Article by Katherine L. Cohen, PhD, Founder and CEO of IvyWise, LLC and ApplyWise.com
High school is hard enough—for both students and parents—without all of the challenges of moving. Still, relocating, whether due to a new job or for personal reasons, is sometimes unavoidable. While my first piece of advice to relocating families with students in high school is always to try your hardest not to move, more likely than not, you’ve already done everything in your power to make your situation work in the place you’re already calling home.
But moving, as I’m sure you’ve told your children, is not the end of the world! In fact, it’s the beginning of a whole new one. Adhering to a realistic but positive attitude while following these tips should help ease your children’s moving pains and make the transition significantly easier for all of you:
Listen to your children
Luggage—you’re going to be carrying loads of it and so will your children. But while your actual luggage might fill up a moving van or two, emotional luggage is often the more burdensome. The moving process is ripe with opportunities to create more baggage; however, it can just as easily be used as a tool to tackle any unnecessary and lingering issues. Talk to your children about the place they’re leaving and consider the hurdles they may face in their new community. Ask them to share both their fears and goals and don’t be afraid to share yours. These conversations will not completely rid you or your children of excess emotional baggage, but it will help. At the very least, your family will feel like they’re going through this transition together.

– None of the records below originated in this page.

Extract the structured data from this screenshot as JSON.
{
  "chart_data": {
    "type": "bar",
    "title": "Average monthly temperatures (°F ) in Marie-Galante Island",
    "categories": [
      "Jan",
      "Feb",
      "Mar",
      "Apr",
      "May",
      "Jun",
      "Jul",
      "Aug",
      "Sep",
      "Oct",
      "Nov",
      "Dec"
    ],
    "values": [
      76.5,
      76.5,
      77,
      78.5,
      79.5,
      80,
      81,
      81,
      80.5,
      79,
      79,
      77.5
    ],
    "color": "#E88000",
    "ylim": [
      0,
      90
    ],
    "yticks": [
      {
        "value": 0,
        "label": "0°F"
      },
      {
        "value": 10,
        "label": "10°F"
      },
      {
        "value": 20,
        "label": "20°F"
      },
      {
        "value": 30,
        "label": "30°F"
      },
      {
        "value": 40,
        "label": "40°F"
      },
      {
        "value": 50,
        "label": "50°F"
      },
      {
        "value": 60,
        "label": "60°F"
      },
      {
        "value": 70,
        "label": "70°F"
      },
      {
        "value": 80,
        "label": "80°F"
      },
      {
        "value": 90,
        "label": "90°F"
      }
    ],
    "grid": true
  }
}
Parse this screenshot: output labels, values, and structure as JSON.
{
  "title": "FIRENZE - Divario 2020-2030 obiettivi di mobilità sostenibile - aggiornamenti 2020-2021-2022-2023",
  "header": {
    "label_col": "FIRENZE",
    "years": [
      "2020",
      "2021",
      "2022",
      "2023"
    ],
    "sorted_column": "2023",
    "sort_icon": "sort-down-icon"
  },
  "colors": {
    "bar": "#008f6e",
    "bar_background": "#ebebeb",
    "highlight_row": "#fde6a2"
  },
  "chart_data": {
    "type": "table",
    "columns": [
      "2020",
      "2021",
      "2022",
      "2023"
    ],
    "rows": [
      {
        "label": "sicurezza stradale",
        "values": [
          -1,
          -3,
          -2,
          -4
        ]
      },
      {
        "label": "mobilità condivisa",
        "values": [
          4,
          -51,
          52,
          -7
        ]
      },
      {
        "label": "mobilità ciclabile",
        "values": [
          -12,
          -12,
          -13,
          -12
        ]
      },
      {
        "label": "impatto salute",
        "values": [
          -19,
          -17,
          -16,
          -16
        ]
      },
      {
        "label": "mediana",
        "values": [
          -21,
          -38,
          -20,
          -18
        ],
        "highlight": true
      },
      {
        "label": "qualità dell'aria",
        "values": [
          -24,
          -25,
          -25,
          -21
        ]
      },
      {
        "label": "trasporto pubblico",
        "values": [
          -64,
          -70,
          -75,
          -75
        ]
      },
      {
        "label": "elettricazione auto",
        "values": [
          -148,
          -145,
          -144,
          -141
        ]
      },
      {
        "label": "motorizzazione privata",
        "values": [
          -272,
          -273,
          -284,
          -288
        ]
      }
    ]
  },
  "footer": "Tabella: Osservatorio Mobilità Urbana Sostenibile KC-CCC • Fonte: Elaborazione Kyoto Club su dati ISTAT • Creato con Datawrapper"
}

Involve your son and/or daughter in the transition
A little talking goes a long way. Still, as the cliché goes, actions speak louder than words. Once you’re clear on each other’s goals and fears, make sure everyone feels sufficiently involved in the moving process. This means traveling, house-hunting, and investigating high schools as a team. Of course, the logistics are up to you, the parents. You know your monetary situation; you’ve researched probable neighborhood options. But, you must engage your children in finding the right high school. If your children feel they have a say in the matter, even if it’s a small one, they’ll find readjusting easier. The transition will be easier, too, if it happens during the summer. This school break will be more necessary than ever, as it will allow for your children time to become involved in their favorite activities before the start of school, an involvement that may even make them a few new friends in their new hometown.
Talk to their old and new guidance counselors
Once you have made the decision to move, you and your children should speak to their current guidance counselors immediately. This professional will help ease the academic transition as you keep in mind your son’s or daughter’s college aspirations. Then, when you and your children have decided on a high school, I encourage you to have a phone conversation with the new guidance counselor. Brief this counselor on your child’s background and college aspirations and encourage the new counselor to speak to the previous one.
When the school year begins, you and your children should meet with their new counselors in person. Your preparatory work will make this initial meeting productive. It will also give you a chance to talk logistics: course selection and availability, standardized testing schedule, the mechanics of extracurricular involvement, and tips on how to ease your child’s transition. Ideally, your first visit should end with a campus tour.
Iron out the details
Your children’s old and new counselors will certainly help you in this regard, but it also never hurts to be proactive. Double check that your children’s new school has received their transcripts and that there are no issues regarding the transfer of credits from one school to the other. Also, ask your children to get the email addresses of a few favorite teachers (who may come in handy as recommenders) and be sure they keep in touch. Request a change of address on your children’s most recent standardized test scores. And, finally, confirm that your children can, in fact, still tryout for their favorite sports teams and that there’s no unusual school protocol that may prevent them from being part of an organization (e.g. student council, honors clubs) they’d otherwise join. In the end, taking matters into your own hands may save you and your children a lot of grief.